Décret de réquisition de palissandre : Vers un recours contre l’Etat malagasy

Les travaux de restauration du Palais de Manjakamiadana nécessitent du bois de palissandre.

Parmi les décrets adoptés lors du dernier conseil des ministres, figure celui portant réquisition de 350m3 de bois de palissandre sur le lot de conteneurs saisi et entreposé au port de Mahajanga depuis 2011.

La destination à des fins de restauration du Palais de Manjakamiadana de 350m3 de bois de palissandre a été déjà approuvée en conseil de gouvernement.

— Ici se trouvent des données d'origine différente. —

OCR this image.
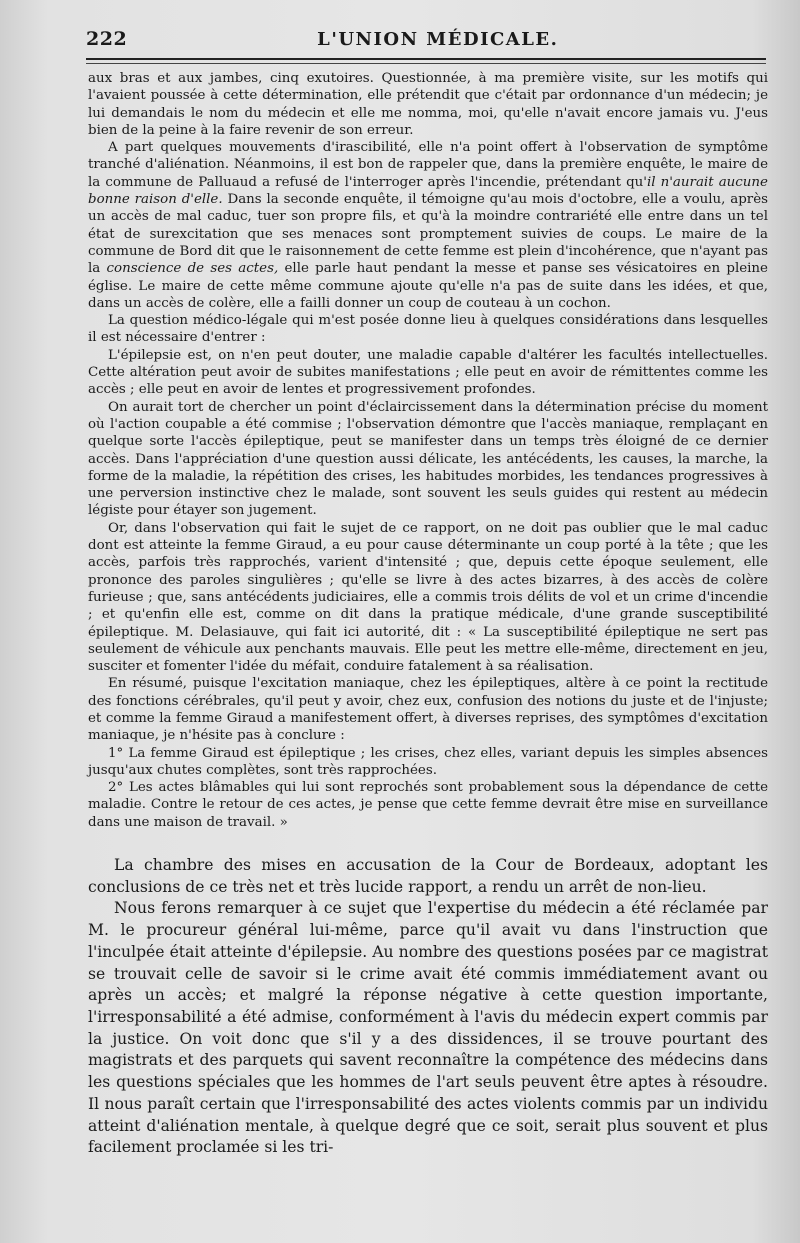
222	L'UNION MÉDICALE.

aux bras et aux jambes, cinq exutoires. Questionnée, à ma première visite, sur les motifs qui l'avaient poussée à cette détermination, elle prétendit que c'était par ordonnance d'un médecin; je lui demandais le nom du médecin et elle me nomma, moi, qu'elle n'avait encore jamais vu. J'eus bien de la peine à la faire revenir de son erreur.

A part quelques mouvements d'irascibilité, elle n'a point offert à l'observation de symptôme tranché d'aliénation. Néanmoins, il est bon de rappeler que, dans la première enquête, le maire de la commune de Palluaud a refusé de l'interroger après l'incendie, prétendant qu'il n'aurait aucune bonne raison d'elle. Dans la seconde enquête, il témoigne qu'au mois d'octobre, elle a voulu, après un accès de mal caduc, tuer son propre fils, et qu'à la moindre contrariété elle entre dans un tel état de surexcitation que ses menaces sont promptement suivies de coups. Le maire de la commune de Bord dit que le raisonnement de cette femme est plein d'incohérence, que n'ayant pas la conscience de ses actes, elle parle haut pendant la messe et panse ses vésicatoires en pleine église. Le maire de cette même commune ajoute qu'elle n'a pas de suite dans les idées, et que, dans un accès de colère, elle a failli donner un coup de couteau à un cochon.

La question médico-légale qui m'est posée donne lieu à quelques considérations dans lesquelles il est nécessaire d'entrer :

L'épilepsie est, on n'en peut douter, une maladie capable d'altérer les facultés intellectuelles. Cette altération peut avoir de subites manifestations ; elle peut en avoir de rémittentes comme les accès ; elle peut en avoir de lentes et progressivement profondes.

On aurait tort de chercher un point d'éclaircissement dans la détermination précise du moment où l'action coupable a été commise ; l'observation démontre que l'accès maniaque, remplaçant en quelque sorte l'accès épileptique, peut se manifester dans un temps très éloigné de ce dernier accès. Dans l'appréciation d'une question aussi délicate, les antécédents, les causes, la marche, la forme de la maladie, la répétition des crises, les habitudes morbides, les tendances progressives à une perversion instinctive chez le malade, sont souvent les seuls guides qui restent au médecin légiste pour étayer son jugement.

Or, dans l'observation qui fait le sujet de ce rapport, on ne doit pas oublier que le mal caduc dont est atteinte la femme Giraud, a eu pour cause déterminante un coup porté à la tête ; que les accès, parfois très rapprochés, varient d'intensité ; que, depuis cette époque seulement, elle prononce des paroles singulières ; qu'elle se livre à des actes bizarres, à des accès de colère furieuse ; que, sans antécédents judiciaires, elle a commis trois délits de vol et un crime d'incendie ; et qu'enfin elle est, comme on dit dans la pratique médicale, d'une grande susceptibilité épileptique. M. Delasiauve, qui fait ici autorité, dit : « La susceptibilité épileptique ne sert pas seulement de véhicule aux penchants mauvais. Elle peut les mettre elle-même, directement en jeu, susciter et fomenter l'idée du méfait, conduire fatalement à sa réalisation.

En résumé, puisque l'excitation maniaque, chez les épileptiques, altère à ce point la rectitude des fonctions cérébrales, qu'il peut y avoir, chez eux, confusion des notions du juste et de l'injuste; et comme la femme Giraud a manifestement offert, à diverses reprises, des symptômes d'excitation maniaque, je n'hésite pas à conclure :

1° La femme Giraud est épileptique ; les crises, chez elles, variant depuis les simples absences jusqu'aux chutes complètes, sont très rapprochées.

2° Les actes blâmables qui lui sont reprochés sont probablement sous la dépendance de cette maladie. Contre le retour de ces actes, je pense que cette femme devrait être mise en surveillance dans une maison de travail. »

La chambre des mises en accusation de la Cour de Bordeaux, adoptant les conclusions de ce très net et très lucide rapport, a rendu un arrêt de non-lieu.

Nous ferons remarquer à ce sujet que l'expertise du médecin a été réclamée par M. le procureur général lui-même, parce qu'il avait vu dans l'instruction que l'inculpée était atteinte d'épilepsie. Au nombre des questions posées par ce magistrat se trouvait celle de savoir si le crime avait été commis immédiatement avant ou après un accès; et malgré la réponse négative à cette question importante, l'irresponsabilité a été admise, conformément à l'avis du médecin expert commis par la justice. On voit donc que s'il y a des dissidences, il se trouve pourtant des magistrats et des parquets qui savent reconnaître la compétence des médecins dans les questions spéciales que les hommes de l'art seuls peuvent être aptes à résoudre. Il nous paraît certain que l'irresponsabilité des actes violents commis par un individu atteint d'aliénation mentale, à quelque degré que ce soit, serait plus souvent et plus facilement proclamée si les tri-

Ce qui a amené le ministère de l’Environnement et du Développement durable à se référer au tribunal de Mahajanga qui a ordonné le 23 septembre dernier la restitution du bois saisi à la Direction de la Lutte contre les menaces environnementales et des Contentieux forestiers.  L’exécution de l’ordonnance du tribunal ayant fait l’objet d’une opposition et en raison de l’urgence, l’Etat a mis en branle la procédure de réquisition prévue par la loi n°69-015 du 16 décembre 1969 qui dispose que « la réquisition de propriété peut être effectuée pour sauvegarder les intérêts de la Nation ».

Caduque. Sans contester l’importance nationale de la restauration du Rova de Manjakamiadana pour laquelle donation d’une partie du bois litigieux a été d’ailleurs faite, l’un des propriétaires des conteneurs de palissandre de répliquer, sur les conseils sans doute de son avocat, que « la loi de 1969 invoquée par l’Etat malagasy est devenue caduque dans la mesure où elle est contraire à la Constitution de 2010 qui stipule expressément en son article 34 alinéa 1er que « l’Etat garantit le droit à la propriété individuelle. Nul ne peut en être privé sauf par voie d’expropriation pour cause d’utilité publique et moyennant juste et préalable indemnité ».

Transaction. Et de brandir également une lettre en date du 29 août 2019 du Service des Affaires Juridiques et du Contentieux auprès de la Direction générale des Douanes qui l’a informé que sa « demande de transaction pour le règlement de l’affaire contentieuse (…) est accordée par l’autorité compétente dans le souci particulièrement de désengorger les terminaux conteneurs ». Une manière pour ledit propriétaire de faire remarquer qu’ « il s’agit d’une infraction douanière mais non point d’une infraction environnementale et/ou forestière ». Le litige relève du service des douanes au niveau duquel la procédure de transaction éteint l’action publique. Ceci expliquant cela, ledit propriétaire de palissandre est contre cette procédure de réquisition qui s’apparente à « une dépossession violente », au sens civil et non pénal. Sans exclure un éventuel recours devant le juge administratif aux fins d’annulation et de demande de sursis à exécution du décret de réquisition. Une bataille juridico-judiciaire à travers laquelle les deux parties pourraient faire flèche de tout bois.